Interestingly, she then threw her heart and soul into things she could do. Alone. Accomplishments.
No wonder Ekaterin's proposal to Miles, in the middle of the Council of Counts, hits a serious home-run for some. It's both doing -- it's foiling a plot! -- and it's finalizing a relationship as an accomplishment. (After all, it's Miles, who is willing to make things into team efforts all the time; heck, the problem is not being conscripted into his plots!) And it's also no wonder why it torques off a few readers: it's once again elevating a relationship (which must, by definition, include someone else) to the status of accomplishment (which is defined, in this context, a solitary thing that brings a knowing of competency).
Wander over to RomanceLandia... Relationship As Accomplishment all over the place, no? With a mandated Happily Ever After to put the gold star on and tuck it onto the mantle? And all the consequential (hope I'm using that term correctly...) arguments over whether Romances are denying agency to the women in them, or granting them agency.
Now, I suspect that Mr. Barnes there would not object to the concept of an accomplishment that is a team effort. And a relationship can certainly be framed in that manner! But... accomplishment has this past tense sort of nuance implicit in it. It is something you accomplished (alone or with others). It's done. You may have to do it again tomorrow, but you go to bed and it's done. That tree is chopped, those 16 tons are dug, that Action is Completed.
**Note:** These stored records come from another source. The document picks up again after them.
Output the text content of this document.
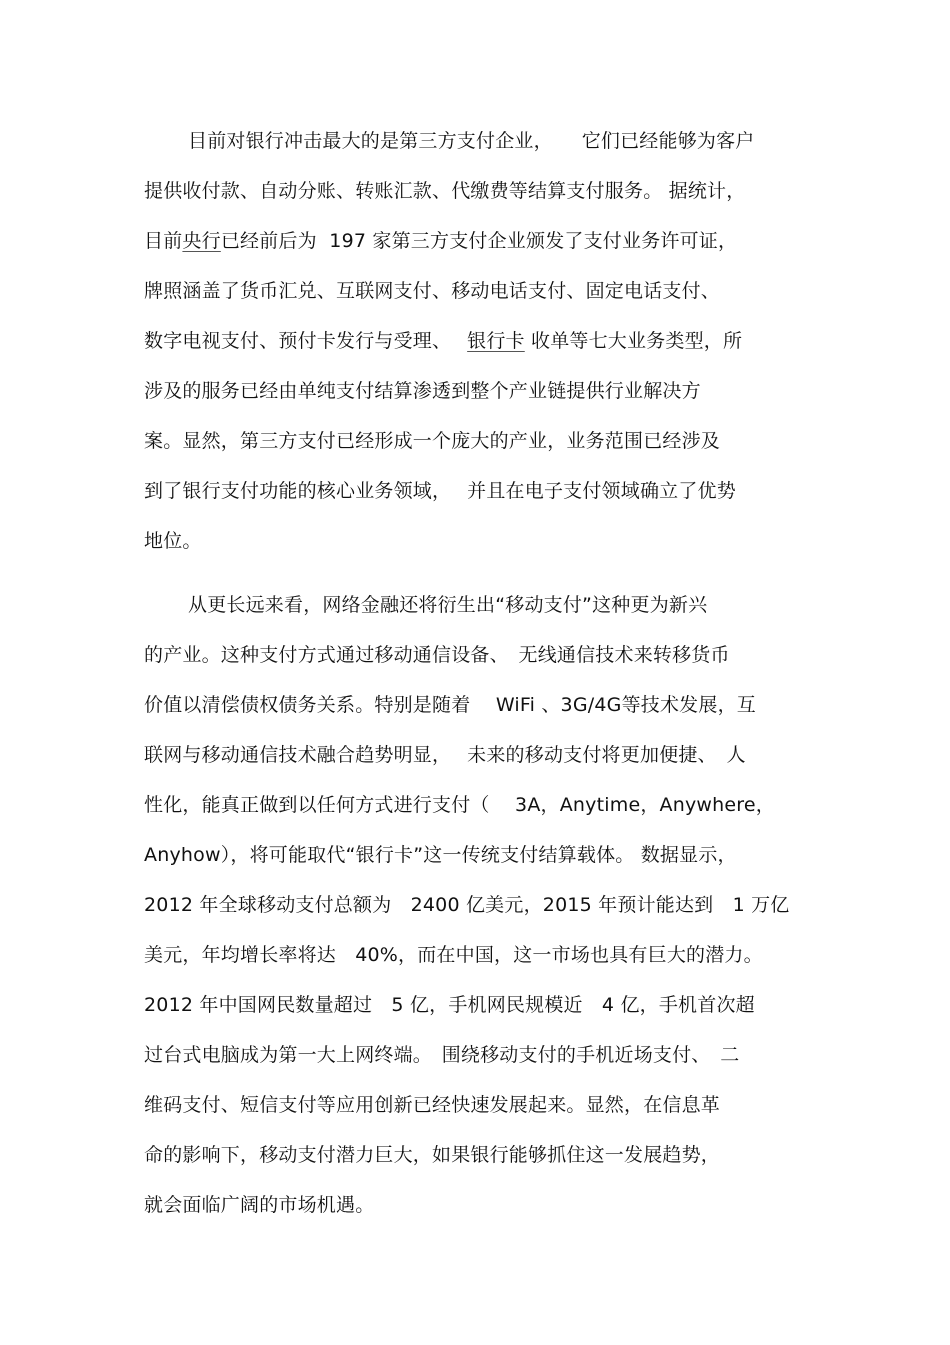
目前对银行冲击最大的是第三方支付企业，　　它们已经能够为客户
提供收付款、自动分账、转账汇款、代缴费等结算支付服务。 据统计，
目前央行已经前后为  197 家第三方支付企业颁发了支付业务许可证，
牌照涵盖了货币汇兑、互联网支付、移动电话支付、固定电话支付、
数字电视支付、预付卡发行与受理、　 银行卡 收单等七大业务类型，所
涉及的服务已经由单纯支付结算渗透到整个产业链提供行业解决方
案。显然，第三方支付已经形成一个庞大的产业，业务范围已经涉及
到了银行支付功能的核心业务领域，　 并且在电子支付领域确立了优势
地位。
从更长远来看，网络金融还将衍生出“移动支付”这种更为新兴
的产业。这种支付方式通过移动通信设备、　无线通信技术来转移货币
价值以清偿债权债务关系。特别是随着　 WiFi 、3G/4G等技术发展，互
联网与移动通信技术融合趋势明显，　 未来的移动支付将更加便捷、　人
性化，能真正做到以任何方式进行支付（　 3A，Anytime，Anywhere，
Anyhow），将可能取代“银行卡”这一传统支付结算载体。 数据显示，
2012 年全球移动支付总额为　2400 亿美元，2015 年预计能达到　1 万亿
美元，年均增长率将达　40%，而在中国，这一市场也具有巨大的潜力。
2012 年中国网民数量超过　5 亿，手机网民规模近　4 亿，手机首次超
过台式电脑成为第一大上网终端。　围绕移动支付的手机近场支付、　二
维码支付、短信支付等应用创新已经快速发展起来。显然，在信息革
命的影响下，移动支付潜力巨大，如果银行能够抓住这一发展趋势，
就会面临广阔的市场机遇。
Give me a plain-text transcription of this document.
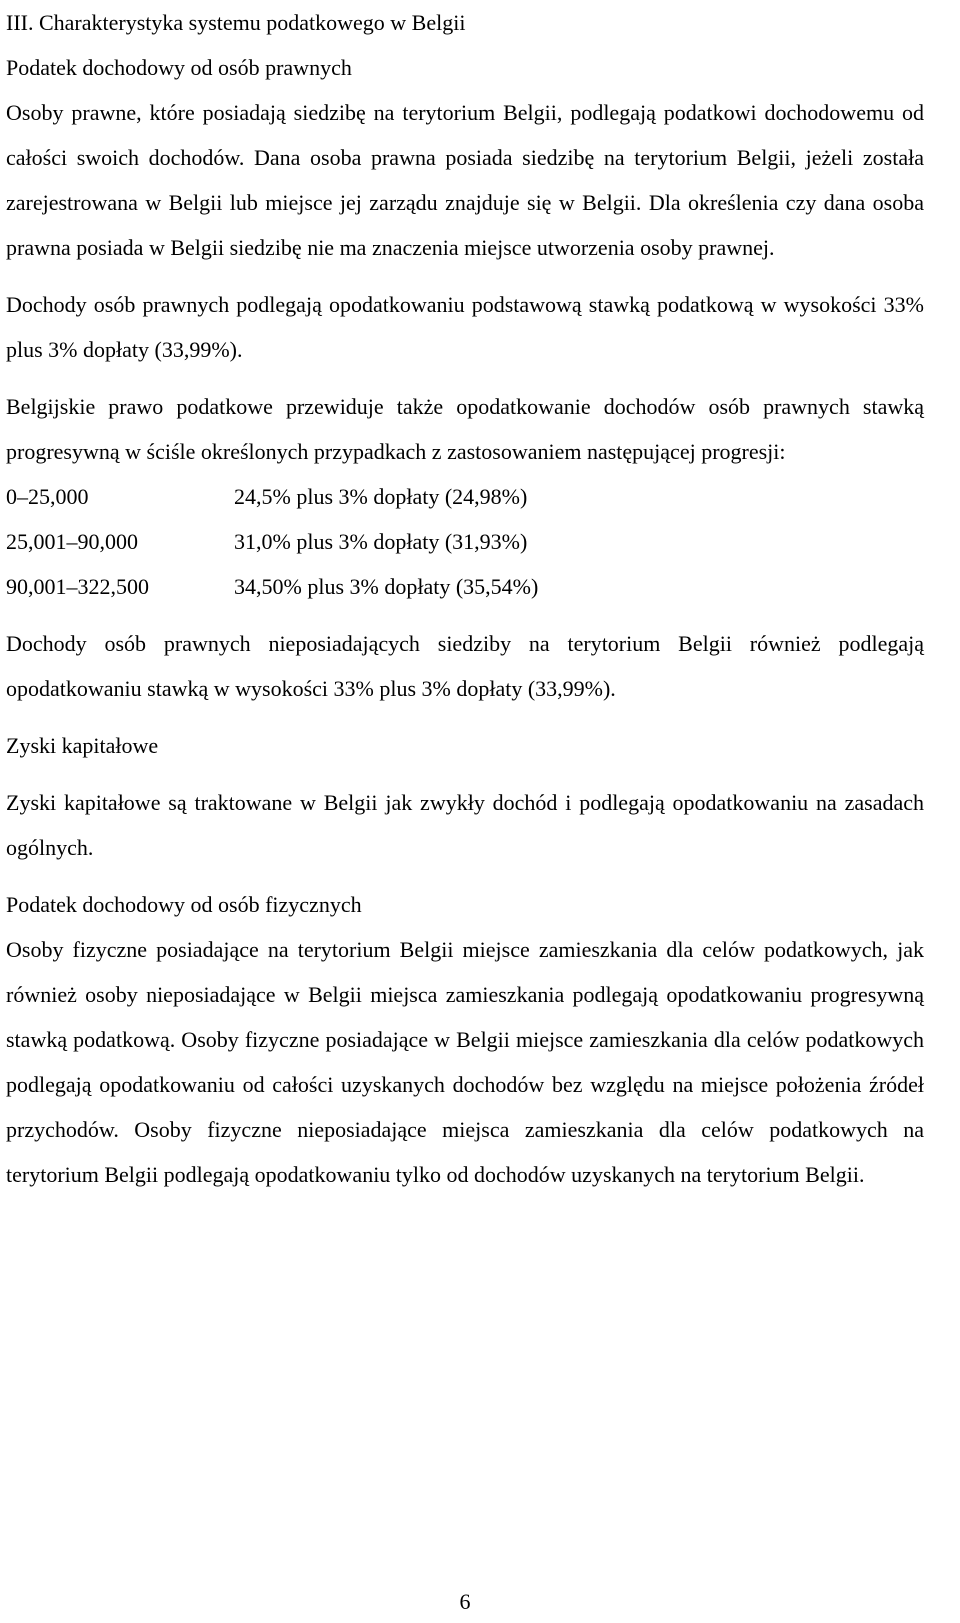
III. Charakterystyka systemu podatkowego w Belgii
Podatek dochodowy od osób prawnych

Osoby prawne, które posiadają siedzibę na terytorium Belgii, podlegają podatkowi dochodowemu od całości swoich dochodów. Dana osoba prawna posiada siedzibę na terytorium Belgii, jeżeli została zarejestrowana w Belgii lub miejsce jej zarządu znajduje się w Belgii. Dla określenia czy dana osoba prawna posiada w Belgii siedzibę nie ma znaczenia miejsce utworzenia osoby prawnej.

Dochody osób prawnych podlegają opodatkowaniu podstawową stawką podatkową w wysokości 33% plus 3% dopłaty (33,99%).

Belgijskie prawo podatkowe przewiduje także opodatkowanie dochodów osób prawnych stawką progresywną w ściśle określonych przypadkach z zastosowaniem następującej progresji:

0–25,000	24,5% plus 3% dopłaty (24,98%)
25,001–90,000	31,0% plus 3% dopłaty (31,93%)
90,001–322,500	34,50% plus 3% dopłaty (35,54%)

Dochody osób prawnych nieposiadających siedziby na terytorium Belgii również podlegają opodatkowaniu stawką w wysokości 33% plus 3% dopłaty (33,99%).

Zyski kapitałowe

Zyski kapitałowe są traktowane w Belgii jak zwykły dochód i podlegają opodatkowaniu na zasadach ogólnych.

Podatek dochodowy od osób fizycznych

Osoby fizyczne posiadające na terytorium Belgii miejsce zamieszkania dla celów podatkowych, jak również osoby nieposiadające w Belgii miejsca zamieszkania podlegają opodatkowaniu progresywną stawką podatkową. Osoby fizyczne posiadające w Belgii miejsce zamieszkania dla celów podatkowych podlegają opodatkowaniu od całości uzyskanych dochodów bez względu na miejsce położenia źródeł przychodów. Osoby fizyczne nieposiadające miejsca zamieszkania dla celów podatkowych na terytorium Belgii podlegają opodatkowaniu tylko od dochodów uzyskanych na terytorium Belgii.

6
(Hmm. Compare and contrast: laundry (one never-ending task), washing dishes (another), and mowing the lawn (another). Answers? No, I don't have any answers there. It's midnight! My brain is shutting down now! But compare and contrast attitudes there.)
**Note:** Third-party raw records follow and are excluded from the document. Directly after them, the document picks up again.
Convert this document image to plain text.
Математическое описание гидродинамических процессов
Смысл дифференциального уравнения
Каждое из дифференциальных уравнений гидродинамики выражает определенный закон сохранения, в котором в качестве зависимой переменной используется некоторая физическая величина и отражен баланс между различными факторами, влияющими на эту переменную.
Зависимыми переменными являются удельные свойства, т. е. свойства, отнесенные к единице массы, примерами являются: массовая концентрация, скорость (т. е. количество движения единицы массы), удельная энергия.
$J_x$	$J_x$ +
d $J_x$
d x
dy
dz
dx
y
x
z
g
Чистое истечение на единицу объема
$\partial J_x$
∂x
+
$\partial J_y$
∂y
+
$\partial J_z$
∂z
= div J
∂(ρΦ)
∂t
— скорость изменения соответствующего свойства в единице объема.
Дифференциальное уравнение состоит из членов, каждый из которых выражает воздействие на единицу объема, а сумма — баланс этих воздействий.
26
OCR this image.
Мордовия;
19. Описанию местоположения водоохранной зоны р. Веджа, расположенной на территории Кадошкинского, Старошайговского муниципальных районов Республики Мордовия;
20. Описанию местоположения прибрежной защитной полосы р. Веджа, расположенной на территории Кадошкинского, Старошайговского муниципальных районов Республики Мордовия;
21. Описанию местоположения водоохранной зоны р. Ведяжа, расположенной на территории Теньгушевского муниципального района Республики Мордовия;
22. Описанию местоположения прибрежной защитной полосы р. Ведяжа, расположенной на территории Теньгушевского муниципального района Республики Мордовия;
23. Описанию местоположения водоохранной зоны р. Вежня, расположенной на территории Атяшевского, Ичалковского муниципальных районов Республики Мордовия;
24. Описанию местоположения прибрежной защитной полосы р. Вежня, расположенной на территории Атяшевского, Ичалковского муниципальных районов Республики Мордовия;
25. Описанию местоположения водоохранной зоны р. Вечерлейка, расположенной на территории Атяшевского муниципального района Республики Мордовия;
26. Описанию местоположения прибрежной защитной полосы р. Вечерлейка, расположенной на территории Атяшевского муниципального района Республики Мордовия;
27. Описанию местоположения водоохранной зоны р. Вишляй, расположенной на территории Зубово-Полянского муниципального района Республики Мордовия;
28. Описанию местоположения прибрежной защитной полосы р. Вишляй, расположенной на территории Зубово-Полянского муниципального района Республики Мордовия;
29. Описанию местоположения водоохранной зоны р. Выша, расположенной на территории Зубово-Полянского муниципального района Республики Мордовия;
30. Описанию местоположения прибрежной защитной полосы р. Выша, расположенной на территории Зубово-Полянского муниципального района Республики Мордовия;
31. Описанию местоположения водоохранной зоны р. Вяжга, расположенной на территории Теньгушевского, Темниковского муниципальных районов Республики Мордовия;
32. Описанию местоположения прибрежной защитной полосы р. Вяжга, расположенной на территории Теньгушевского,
Meanwhile, relationships. Do you Accomplish a Relationship and then go to bed, pleased that it was a job well done? ...probably not if you want to stay in a relationship for the long haul, betcha.
Am I saying that Relationships should never be the designated Accomplishment in the story? Something that can be discussed in detail and give secondhand competency? Noooooo. There's too much power in the trope to dismiss it lightly. And yet... there's a trap in the trope, that requires equal gravity of thought.